Dow Jones stabil über 50.000 Punkten: Technologieaktien im Fokus

Der Dow Jones Industrial hält sich zu Beginn der Woche stabil über der bemerkenswerten Marke von 50.000 Punkten. Obwohl der amerikanische Leitindex am Montag zwischenzeitlich auf über 50.219 Zähler gestiegen war, schloss er zwei Stunden vor Börsenschluss kaum verändert bei 50.119 Punkten. Der allumfassende S&P 500 konnte immerhin um 0,53 Prozent auf 6.969 Zähler zulegen, während der Nasdaq 100 mit einem Anstieg von 0,80 Prozent auf 25.276 Punkte ebenfalls überzeugen konnte.

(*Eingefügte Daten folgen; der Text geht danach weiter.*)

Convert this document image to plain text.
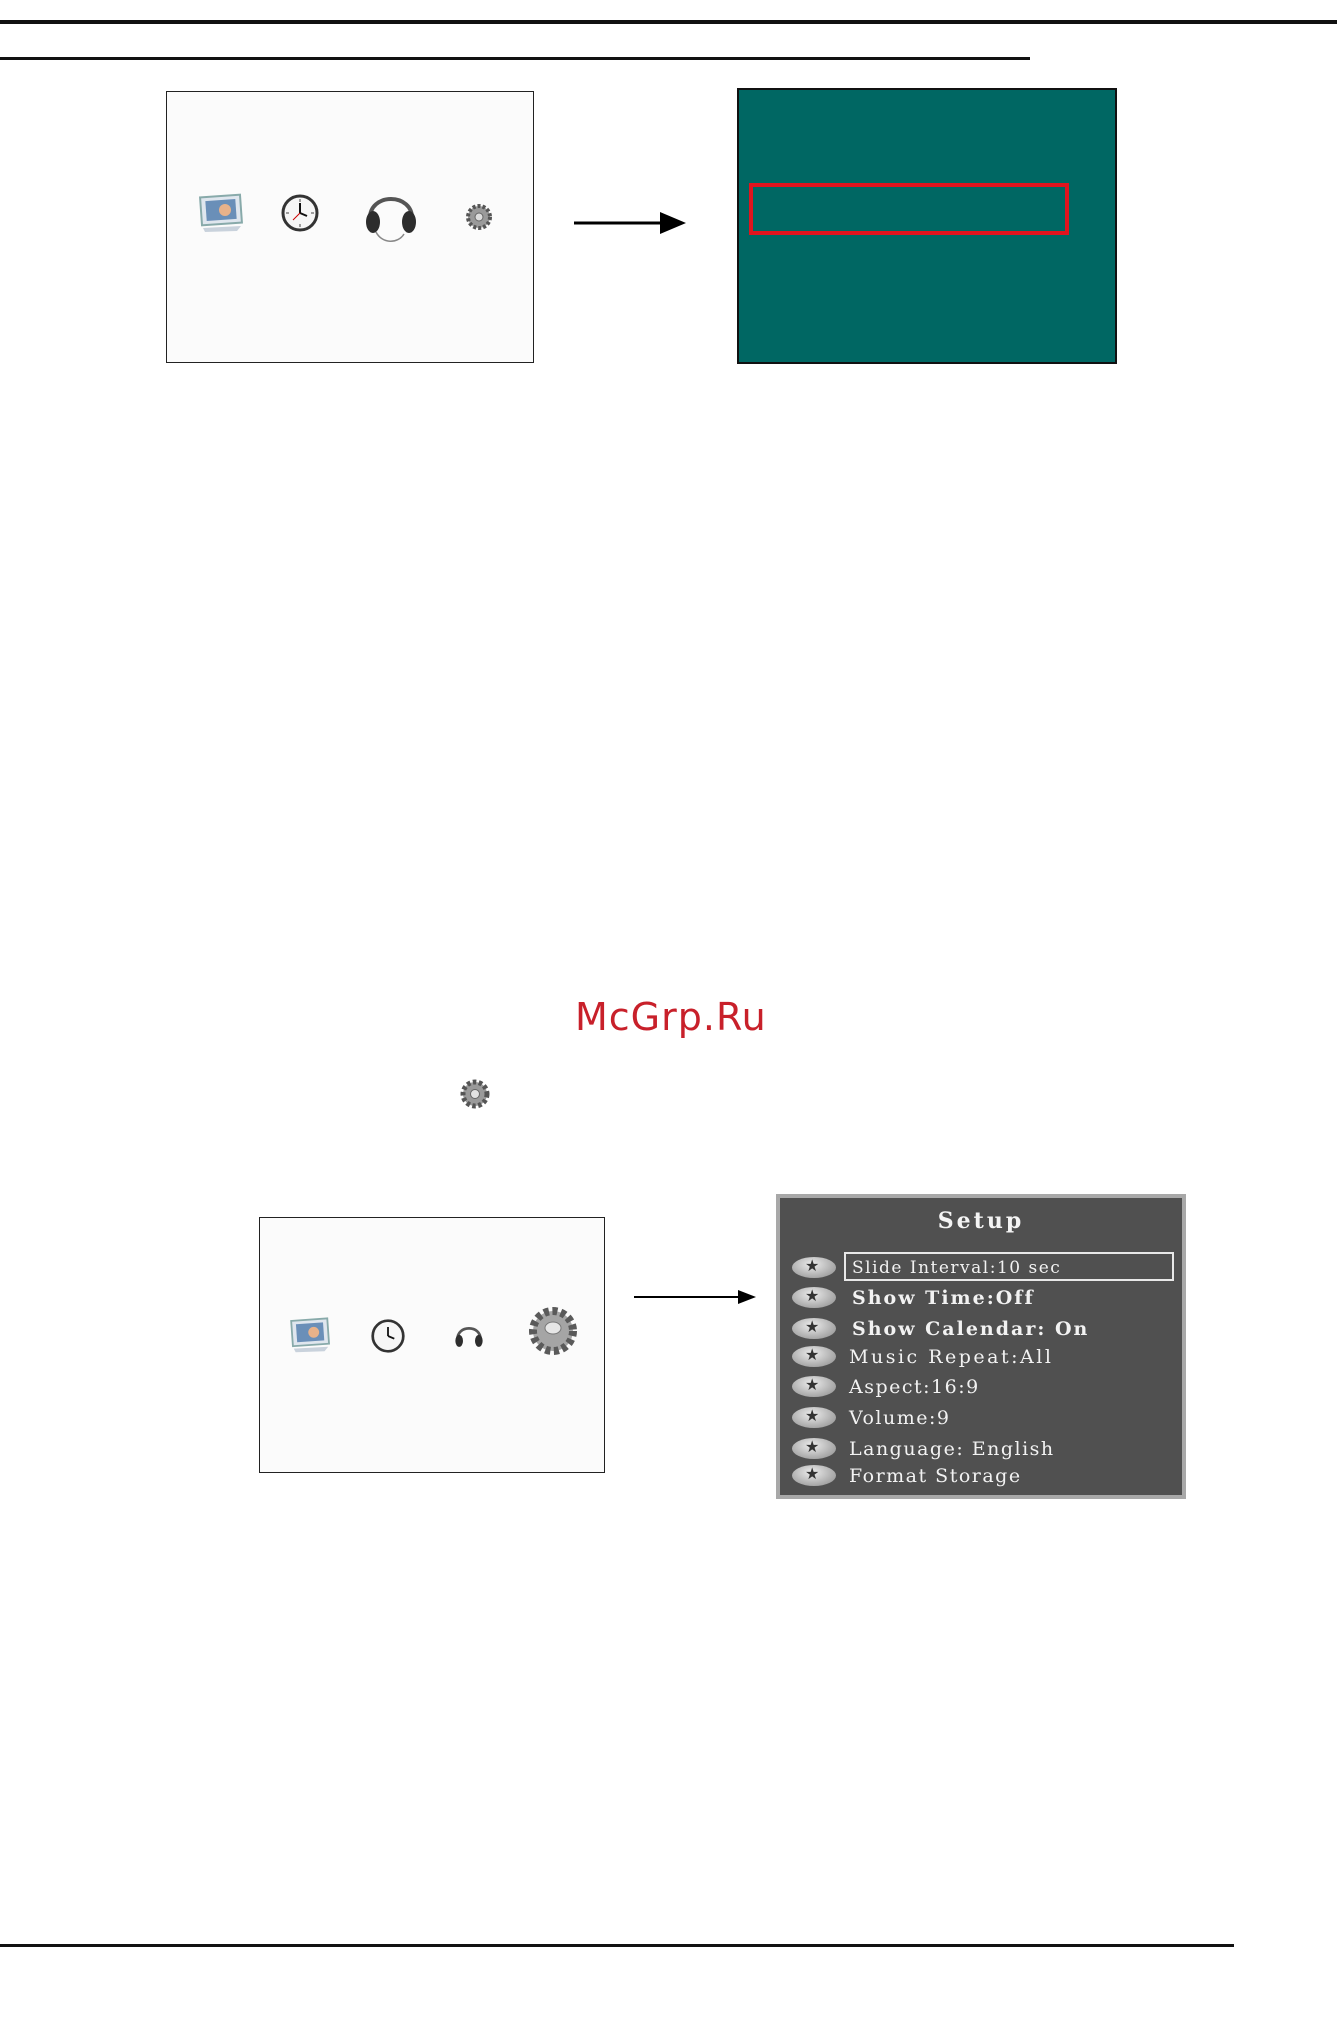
McGrp.Ru
Setup
★
Slide Interval:10 sec
★
Show Time:Off
★
Show Calendar: On
★
Music Repeat:All
★
Aspect:16:9
★
Volume:9
★
Language: English
★
Format Storage
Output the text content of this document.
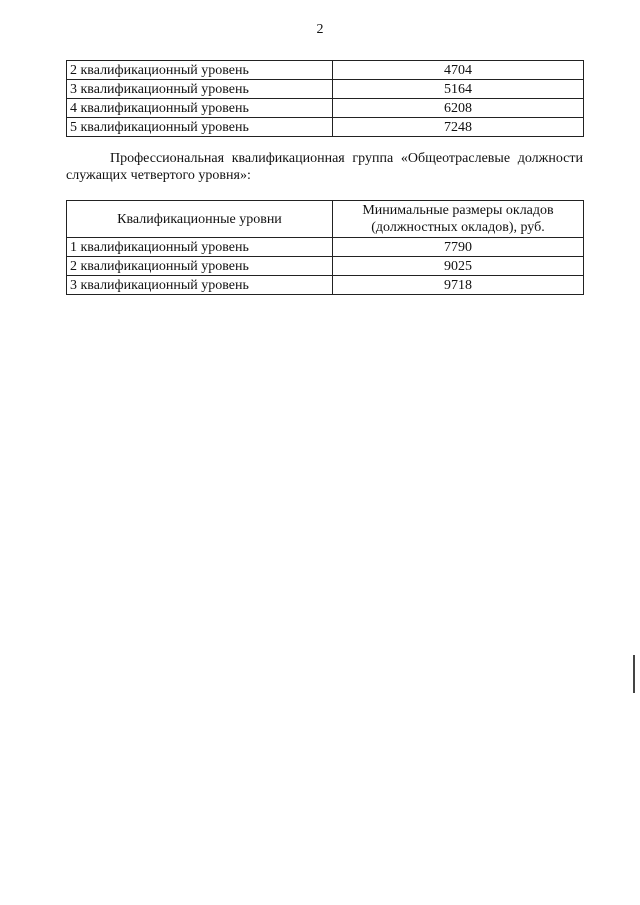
2
2 квалификационный уровень	4704
3 квалификационный уровень	5164
4 квалификационный уровень	6208
5 квалификационный уровень	7248

Профессиональная квалификационная группа «Общеотраслевые должности служащих четвертого уровня»:

Квалификационные уровни	Минимальные размеры окладов (должностных окладов), руб.
1 квалификационный уровень	7790
2 квалификационный уровень	9025
3 квалификационный уровень	9718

Technologieaktien erleben derzeit eine wechselhafte Phase. Anleger zieht es aus Sorge vor überzogenen Investitionen im Bereich der Künstlichen Intelligenz verstärkt zu traditionelleren Werten. Analyst Ronald Gehrt vom Broker Lynx betonte, wie entscheidend die kommenden Tage für den Dow Jones sind, besonders nach dem lang ersehnten Durchbruch über die 50.000-Marke. Ein erneuter Rückfall könnte turbulente Zeiten bedeuten, vor allem, da das breite Wirtschaftswachstum in den USA fragil erscheint.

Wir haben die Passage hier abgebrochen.